F1i's Driver Ratings for the 2023 Hungarian GP

Carlos Sainz (P8, 4 pts): 7/10
It feels like every weekend, Ferrari stride into the paddock and declare that they've got on top of their problems and are ready to win again. And every week, a miscellany of issues slowly pick away and unravel that confidence and leave them on the back foot again. Carlos Sainz never looked all that happy at the Hungaroring, finishing P10 and P8 in second and final practice respectively. Even so it was a shock when he missed out on making it through the final round of qualifying by a heartbreaking two thousandths of a second, leaving him starting the race from 11th. Beginning on soft tyres, the disruption triggered by Zhou Guanyu at the start of the race helped him make up five places on the opening lap, slotting him back into sixth behind his team mate Charles Leclerc. He tried to extend the life of his tyres to lap 15 before switching to the hard compound, but that might have been a mistake. At least he had a clean stop, unlike Leclerc. It put the Spaniard ahead once things settled down, with Leclerc on fresher tyres frustrated to be held up; but then, the team had previously declined to ask Leclerc to make way for Sainz in the first stint too. By the end of the race Sainz was suffering from a lack of rear end grip and unable to hold off George Russell in the closing laps, while the dramatically improved pace of the McLaren is also starting to give the Scuderia a distinct sense of an inferiority complex.

Charles Leclerc (P7, 6 pts): 7.5/10
Finishing Friday practice as the fastest man in FP2 was a great start for Charles Leclerc, and Ferrari were sounding confident of a good weekend in Hungary. But it just didn't come together for them. Being outperformed by Alfa Romeo's Zhou Guanyu in qualifying was definitely not in the plan, but Leclerc was still optimistic of moving forward in the race and of tackling the McLarens and contending for a podium. While Zhou took himself out of contention the second the lights went out, that was about the only thing that did go right in the end for Leclerc on Sunday. The McLarens proved to be out of reach, Leclerc's water bottle wasn't working, and then a wheel gun failure at his first pit stop resulted in an interminably long pit stop putting him back out in traffic behind Lance Stroll. While the team tried to strategise their way out of this, communications problems meant that they were only hearing half of what Leclerc was telling them from the cockpit, resulting in confusion.

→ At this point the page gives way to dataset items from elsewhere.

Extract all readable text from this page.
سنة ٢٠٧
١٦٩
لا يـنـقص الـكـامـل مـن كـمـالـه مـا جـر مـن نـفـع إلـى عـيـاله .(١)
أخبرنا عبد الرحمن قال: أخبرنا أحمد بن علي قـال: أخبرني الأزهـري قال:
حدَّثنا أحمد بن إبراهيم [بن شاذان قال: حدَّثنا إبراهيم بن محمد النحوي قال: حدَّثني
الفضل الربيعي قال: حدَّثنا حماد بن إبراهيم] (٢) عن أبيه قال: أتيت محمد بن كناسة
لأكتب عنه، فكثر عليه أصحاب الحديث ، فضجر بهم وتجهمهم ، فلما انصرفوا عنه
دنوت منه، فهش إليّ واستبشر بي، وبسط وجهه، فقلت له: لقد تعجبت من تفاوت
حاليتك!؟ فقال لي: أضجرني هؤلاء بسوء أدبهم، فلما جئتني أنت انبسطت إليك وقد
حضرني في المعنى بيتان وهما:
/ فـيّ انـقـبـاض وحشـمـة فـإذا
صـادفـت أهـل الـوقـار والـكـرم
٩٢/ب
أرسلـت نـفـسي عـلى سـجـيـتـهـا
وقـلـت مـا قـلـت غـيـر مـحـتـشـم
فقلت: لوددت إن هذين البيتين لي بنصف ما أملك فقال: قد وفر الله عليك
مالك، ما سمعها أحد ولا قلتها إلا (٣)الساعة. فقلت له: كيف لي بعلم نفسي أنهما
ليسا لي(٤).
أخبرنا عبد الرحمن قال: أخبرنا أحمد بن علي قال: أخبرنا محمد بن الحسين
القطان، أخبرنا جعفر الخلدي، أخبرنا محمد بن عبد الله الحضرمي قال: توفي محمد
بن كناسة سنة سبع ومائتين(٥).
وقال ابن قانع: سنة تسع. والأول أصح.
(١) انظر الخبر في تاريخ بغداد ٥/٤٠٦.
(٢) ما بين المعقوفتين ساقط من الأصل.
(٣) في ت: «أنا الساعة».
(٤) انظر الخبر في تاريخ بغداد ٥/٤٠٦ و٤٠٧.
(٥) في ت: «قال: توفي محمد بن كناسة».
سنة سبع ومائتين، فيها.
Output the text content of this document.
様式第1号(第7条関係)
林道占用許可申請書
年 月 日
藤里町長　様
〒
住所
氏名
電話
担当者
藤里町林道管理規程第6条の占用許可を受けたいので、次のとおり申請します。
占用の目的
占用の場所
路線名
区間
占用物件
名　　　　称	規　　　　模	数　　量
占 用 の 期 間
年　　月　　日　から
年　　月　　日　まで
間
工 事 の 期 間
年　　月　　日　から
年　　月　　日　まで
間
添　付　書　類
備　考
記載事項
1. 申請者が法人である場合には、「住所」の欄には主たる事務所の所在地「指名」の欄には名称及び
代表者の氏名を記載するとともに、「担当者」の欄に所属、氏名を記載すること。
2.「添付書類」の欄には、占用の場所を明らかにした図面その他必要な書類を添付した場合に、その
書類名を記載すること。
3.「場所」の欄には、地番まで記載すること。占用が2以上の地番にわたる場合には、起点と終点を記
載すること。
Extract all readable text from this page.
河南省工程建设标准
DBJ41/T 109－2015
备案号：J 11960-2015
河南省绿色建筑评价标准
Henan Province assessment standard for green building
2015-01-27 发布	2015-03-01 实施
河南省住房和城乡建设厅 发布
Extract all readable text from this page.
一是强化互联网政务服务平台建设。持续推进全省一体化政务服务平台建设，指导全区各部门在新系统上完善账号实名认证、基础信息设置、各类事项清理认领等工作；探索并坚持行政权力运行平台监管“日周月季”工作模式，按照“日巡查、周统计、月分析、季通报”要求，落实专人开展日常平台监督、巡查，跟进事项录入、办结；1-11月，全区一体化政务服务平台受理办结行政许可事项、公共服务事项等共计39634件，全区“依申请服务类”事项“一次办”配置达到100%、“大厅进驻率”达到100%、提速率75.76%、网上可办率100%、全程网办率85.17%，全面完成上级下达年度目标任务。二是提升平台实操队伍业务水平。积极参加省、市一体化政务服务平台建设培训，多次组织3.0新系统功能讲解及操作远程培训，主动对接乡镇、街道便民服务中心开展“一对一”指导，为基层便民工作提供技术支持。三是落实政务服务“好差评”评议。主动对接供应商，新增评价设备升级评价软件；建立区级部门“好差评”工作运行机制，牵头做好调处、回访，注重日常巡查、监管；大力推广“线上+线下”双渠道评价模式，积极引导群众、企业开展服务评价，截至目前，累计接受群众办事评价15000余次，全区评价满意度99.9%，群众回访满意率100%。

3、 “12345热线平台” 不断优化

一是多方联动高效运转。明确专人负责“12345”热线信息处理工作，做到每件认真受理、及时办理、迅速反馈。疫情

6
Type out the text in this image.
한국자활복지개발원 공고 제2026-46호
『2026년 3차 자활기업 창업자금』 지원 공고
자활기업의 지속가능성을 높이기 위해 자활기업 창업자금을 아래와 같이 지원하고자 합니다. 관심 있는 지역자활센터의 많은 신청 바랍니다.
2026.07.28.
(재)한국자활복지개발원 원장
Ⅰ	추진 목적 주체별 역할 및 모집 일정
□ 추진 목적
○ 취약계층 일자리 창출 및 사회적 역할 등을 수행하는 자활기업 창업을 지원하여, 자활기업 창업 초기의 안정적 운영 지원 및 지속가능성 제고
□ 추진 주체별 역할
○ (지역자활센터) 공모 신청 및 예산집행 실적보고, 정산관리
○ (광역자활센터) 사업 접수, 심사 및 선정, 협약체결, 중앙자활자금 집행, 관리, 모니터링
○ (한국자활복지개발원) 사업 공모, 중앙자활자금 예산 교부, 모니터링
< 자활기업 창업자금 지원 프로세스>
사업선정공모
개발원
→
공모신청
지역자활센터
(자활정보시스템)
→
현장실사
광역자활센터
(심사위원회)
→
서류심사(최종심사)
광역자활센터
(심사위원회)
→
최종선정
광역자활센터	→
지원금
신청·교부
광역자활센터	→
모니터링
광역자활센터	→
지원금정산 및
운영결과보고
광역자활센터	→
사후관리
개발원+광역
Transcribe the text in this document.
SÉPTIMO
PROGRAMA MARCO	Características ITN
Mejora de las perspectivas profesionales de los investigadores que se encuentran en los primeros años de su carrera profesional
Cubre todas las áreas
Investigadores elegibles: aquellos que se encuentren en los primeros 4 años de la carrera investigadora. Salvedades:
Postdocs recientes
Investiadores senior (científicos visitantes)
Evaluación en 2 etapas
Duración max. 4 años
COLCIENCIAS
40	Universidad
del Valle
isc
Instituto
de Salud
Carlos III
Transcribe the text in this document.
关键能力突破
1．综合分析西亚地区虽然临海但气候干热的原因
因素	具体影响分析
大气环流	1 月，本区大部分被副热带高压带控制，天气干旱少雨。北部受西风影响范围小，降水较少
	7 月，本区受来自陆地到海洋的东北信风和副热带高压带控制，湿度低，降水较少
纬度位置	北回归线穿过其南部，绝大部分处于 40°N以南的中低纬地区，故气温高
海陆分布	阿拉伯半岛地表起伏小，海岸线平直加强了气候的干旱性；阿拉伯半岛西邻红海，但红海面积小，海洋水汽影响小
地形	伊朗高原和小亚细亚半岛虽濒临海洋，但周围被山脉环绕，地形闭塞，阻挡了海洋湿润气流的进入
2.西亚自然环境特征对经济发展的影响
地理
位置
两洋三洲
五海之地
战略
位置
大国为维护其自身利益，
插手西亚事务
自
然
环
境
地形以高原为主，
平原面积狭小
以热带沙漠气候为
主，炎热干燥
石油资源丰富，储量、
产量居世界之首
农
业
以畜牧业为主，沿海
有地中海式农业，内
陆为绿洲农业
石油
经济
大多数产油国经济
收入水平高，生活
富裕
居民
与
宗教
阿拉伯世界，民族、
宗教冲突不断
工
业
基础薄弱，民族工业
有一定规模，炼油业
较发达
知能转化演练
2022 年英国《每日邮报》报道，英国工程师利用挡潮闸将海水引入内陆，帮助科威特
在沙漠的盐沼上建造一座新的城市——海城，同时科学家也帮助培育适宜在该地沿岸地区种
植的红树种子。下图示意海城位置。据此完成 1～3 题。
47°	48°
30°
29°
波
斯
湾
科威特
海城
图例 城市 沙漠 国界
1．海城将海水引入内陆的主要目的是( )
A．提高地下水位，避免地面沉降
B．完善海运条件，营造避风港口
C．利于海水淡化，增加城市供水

Leclerc found himself on fresher tyres but held up behind his team mate Carlos Sainz for much too long, and it wasn't until lap 44 that the second round of pit stops dealt with the situation. However in stopping again, Leclerc incurred a five second speeding violation that would ultimately cost him sixth place to George Russell in the final classification. Leclerc really couldn't catch a break this week.